The following article was part of a collection entitled, “Canada’s Aces” written by Hugh Kemp and published in 1944.
In any book about Canadian fliers it would be impossible to omit Wing Commander John “Moose” Fulton of the RAF.
For he was the great Moose, the granddaddy of a hundred young RCAF fliers and one of the most beloved men to wear the King’s uniform.
He already belongs to legend, to an hour in distant time past when the war was still new and uncertain and we all sang, “There’ll Always be an England” with a strange feeling of un-reality.
Perhaps these words make him sound soft. Perhaps he was, at heart. But it was no quality of softness that won for John Fulton the Distinguished Service Order, Distinguished Flying Cross, and the Air Force Cross.
Flying was his life; had been since the first times he dreamed of it while tramping though the great woods around Kamloops, B.C. A great healthy boy who spent much of his youth hunting and fishing, Moose was never meant for the indoors. He tried it for a while after completing his senior matriculation. At sixteen years of age he went to work as a junior clerk in a bank in Kamloops.
But it wasn’t for the Moose. After a year he cut loose and went down to the Boeing School of Aeronautics in Oakland, California.
His first contact with the military was as a trooper in the B.C. Hussars. He was very much attracted to the type of life, and in 1934 combined his two first loves by going to England and the Royal Air Force. In 1935 Moose was commissioned as a pilot officer and after training joined a bomber transport squadron in Egypt. He remained there for just over two years, enjoying the pleasant peacetime life of the RAF.
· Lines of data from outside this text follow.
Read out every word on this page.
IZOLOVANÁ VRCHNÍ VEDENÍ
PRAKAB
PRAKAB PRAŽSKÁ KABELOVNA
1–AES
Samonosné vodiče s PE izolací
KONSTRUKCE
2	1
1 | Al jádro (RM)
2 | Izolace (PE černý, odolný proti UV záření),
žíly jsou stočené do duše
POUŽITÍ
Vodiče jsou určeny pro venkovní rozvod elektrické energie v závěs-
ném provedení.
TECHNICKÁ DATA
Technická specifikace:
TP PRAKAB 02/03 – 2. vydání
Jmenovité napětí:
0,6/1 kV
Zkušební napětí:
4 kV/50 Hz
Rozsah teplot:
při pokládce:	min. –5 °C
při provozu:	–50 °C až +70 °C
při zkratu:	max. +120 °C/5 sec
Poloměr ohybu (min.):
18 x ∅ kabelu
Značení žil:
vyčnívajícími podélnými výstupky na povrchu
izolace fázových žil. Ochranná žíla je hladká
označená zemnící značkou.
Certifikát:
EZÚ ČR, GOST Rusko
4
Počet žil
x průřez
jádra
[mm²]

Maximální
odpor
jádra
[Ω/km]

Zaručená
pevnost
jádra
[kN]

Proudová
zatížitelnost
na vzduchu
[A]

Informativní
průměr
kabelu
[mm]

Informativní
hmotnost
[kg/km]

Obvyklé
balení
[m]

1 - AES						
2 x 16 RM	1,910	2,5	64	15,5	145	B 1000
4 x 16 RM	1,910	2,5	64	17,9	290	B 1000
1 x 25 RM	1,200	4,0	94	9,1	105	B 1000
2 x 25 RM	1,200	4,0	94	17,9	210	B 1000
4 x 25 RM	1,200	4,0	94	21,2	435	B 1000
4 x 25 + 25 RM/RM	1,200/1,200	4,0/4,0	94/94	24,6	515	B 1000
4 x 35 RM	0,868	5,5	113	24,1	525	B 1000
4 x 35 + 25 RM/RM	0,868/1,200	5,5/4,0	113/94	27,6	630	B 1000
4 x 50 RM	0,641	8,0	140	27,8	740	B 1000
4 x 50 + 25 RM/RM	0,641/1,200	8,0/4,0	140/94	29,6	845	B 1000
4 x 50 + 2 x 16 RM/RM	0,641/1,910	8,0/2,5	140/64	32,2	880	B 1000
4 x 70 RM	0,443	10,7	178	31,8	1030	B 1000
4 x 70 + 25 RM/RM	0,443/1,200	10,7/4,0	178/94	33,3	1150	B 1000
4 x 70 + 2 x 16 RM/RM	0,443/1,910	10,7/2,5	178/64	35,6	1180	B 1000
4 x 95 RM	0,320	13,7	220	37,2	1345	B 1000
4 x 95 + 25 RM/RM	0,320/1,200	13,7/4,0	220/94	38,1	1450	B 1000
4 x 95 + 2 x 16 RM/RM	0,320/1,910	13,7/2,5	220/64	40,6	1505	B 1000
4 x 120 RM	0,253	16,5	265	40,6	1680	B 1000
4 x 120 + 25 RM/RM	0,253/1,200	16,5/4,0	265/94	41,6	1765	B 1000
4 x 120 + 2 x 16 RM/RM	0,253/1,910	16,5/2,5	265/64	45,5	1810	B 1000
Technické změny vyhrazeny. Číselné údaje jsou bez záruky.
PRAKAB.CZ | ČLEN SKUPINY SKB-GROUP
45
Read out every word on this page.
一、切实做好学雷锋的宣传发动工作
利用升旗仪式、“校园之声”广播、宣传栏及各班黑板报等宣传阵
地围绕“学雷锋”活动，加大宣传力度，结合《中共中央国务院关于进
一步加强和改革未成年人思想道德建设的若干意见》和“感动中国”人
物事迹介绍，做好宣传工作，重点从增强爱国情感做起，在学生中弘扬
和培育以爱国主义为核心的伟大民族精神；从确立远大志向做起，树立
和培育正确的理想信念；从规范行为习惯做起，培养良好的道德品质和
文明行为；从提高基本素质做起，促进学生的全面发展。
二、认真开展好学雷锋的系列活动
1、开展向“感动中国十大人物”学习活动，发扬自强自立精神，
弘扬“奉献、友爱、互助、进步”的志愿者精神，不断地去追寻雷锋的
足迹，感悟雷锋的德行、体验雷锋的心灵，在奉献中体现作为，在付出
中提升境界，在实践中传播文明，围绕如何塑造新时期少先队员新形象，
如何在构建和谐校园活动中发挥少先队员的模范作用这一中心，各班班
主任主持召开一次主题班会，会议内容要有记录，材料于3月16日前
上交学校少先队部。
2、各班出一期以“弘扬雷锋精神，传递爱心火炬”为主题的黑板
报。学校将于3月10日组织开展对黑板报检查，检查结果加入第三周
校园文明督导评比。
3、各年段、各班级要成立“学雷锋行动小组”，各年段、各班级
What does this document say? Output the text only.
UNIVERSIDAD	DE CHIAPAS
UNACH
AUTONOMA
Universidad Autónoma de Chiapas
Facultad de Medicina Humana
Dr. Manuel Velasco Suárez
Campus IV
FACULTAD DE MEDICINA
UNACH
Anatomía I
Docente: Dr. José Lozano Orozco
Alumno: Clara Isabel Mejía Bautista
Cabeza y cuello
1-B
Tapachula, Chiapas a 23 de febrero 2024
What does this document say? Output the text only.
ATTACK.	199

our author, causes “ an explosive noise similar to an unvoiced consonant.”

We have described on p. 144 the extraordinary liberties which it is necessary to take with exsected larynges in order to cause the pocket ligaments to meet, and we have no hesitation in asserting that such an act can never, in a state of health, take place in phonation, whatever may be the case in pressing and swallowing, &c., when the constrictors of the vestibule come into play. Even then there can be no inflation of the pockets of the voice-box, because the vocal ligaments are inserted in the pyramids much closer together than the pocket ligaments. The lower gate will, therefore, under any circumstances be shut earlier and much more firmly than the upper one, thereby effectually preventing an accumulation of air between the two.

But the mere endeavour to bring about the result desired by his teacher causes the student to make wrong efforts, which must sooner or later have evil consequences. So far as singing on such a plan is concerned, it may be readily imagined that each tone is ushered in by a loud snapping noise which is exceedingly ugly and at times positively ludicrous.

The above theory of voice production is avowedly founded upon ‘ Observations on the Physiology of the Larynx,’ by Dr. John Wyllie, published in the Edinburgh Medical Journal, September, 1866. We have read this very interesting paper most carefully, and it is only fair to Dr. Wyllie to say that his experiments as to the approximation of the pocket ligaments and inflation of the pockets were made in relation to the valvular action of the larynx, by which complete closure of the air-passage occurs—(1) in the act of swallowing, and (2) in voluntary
At the outbreak of war he was back in England flying with a bomber squadron. When the pace began to speed up Moose flew in twenty major operations in three months and in September of 1940 was awarded the Distinguished Flying Cross. He received the Air Force Cross in January of 1942, and on August 4th of that year was awarded the Distinguished Service Order for attacks on industrial centres, dockyards, towns, aerodromes, and other important enemy targets.
When the RCAF’s No. 419 Squadron was organized, its executive officers were Canadians loaned by the RAF. The first commanding officer of this great squadron was the freckled, ginger-haired, soft-spoken, slow-gaited man known as Moose. His popularity is now part of the legend. Wherever the Moose went the crowd moved with him. He was the object of equal affection from group captains and sergeants. And both stood about the same in the great democratic regard of the Moose.
The story of John Fulton includes more than fifty operational bombing sorties, many of them filled with the incredible incidents that befall every bomber crew. He remained long enough to take part in the early thousand bomber raids on Cologne, Bremen, and the Ruhr. In these, as in most of his operations, he flew a Wellington, a twin-engined, stable aircraft that formed the backbone of Bomber Command’s early efforts.
On one occasion he was returning from a raid on Kiel when his aircraft was seriously damaged at fifteen hundred feet and forced to yield altitude. The Moose, apparently unperturbed, flew a hazardous hundred and eighteen miles with the wave-tops of the North Sea licking at the belly of the machine. Such episodes didn’t seem to disturb him any more than did his triple decorations, which he explained by saying, “I didn’t have any decorations and I suppose the blokes higher up thought I would be nice if they gave me some.”
On the night of August 2nd, 1942, Moose went to Hamburg. On the way home enemy night fighters picked him up, and just after four o’clock in the morning the aircraft sent out this final message from Moose, “Wounded . . .fighters . . . five hundred feet.”
The Moose and his crew had bought it.
When it became known that he was down in the sea, the exhausted men of No. 419 requested permission to go right back out and commence a search. But the job belonged to Air-Sea Rescue and the boys were ordered to bed.
In the days of John Fulton the men of No. 419 Squadron called themselves Moosemen. By 1943 there was not a single member of No. 419 who had been there in those times, but the new fliers were still proud to call themselves Moosemen.
They do today.
The high esteem in which the men of No.419 Squadron held their missing leader was demonstrated by the adoption of his nickname as their own thus immortalizing the first commanding officer of “Moose” Squadron for all time. No. 419 was the only Canadian squadron to be named after a person. 419 Tactical Fighter (Training) Squadron currently conducts Phase IV of the NATO Flying Training Canada program for Canada, Denmark, Italy, Singapore and the Royal Air Force at 4 Wing in Cold Lake, Alberta. This program prepares future fighter pilots for training on CF-18 class aircraft.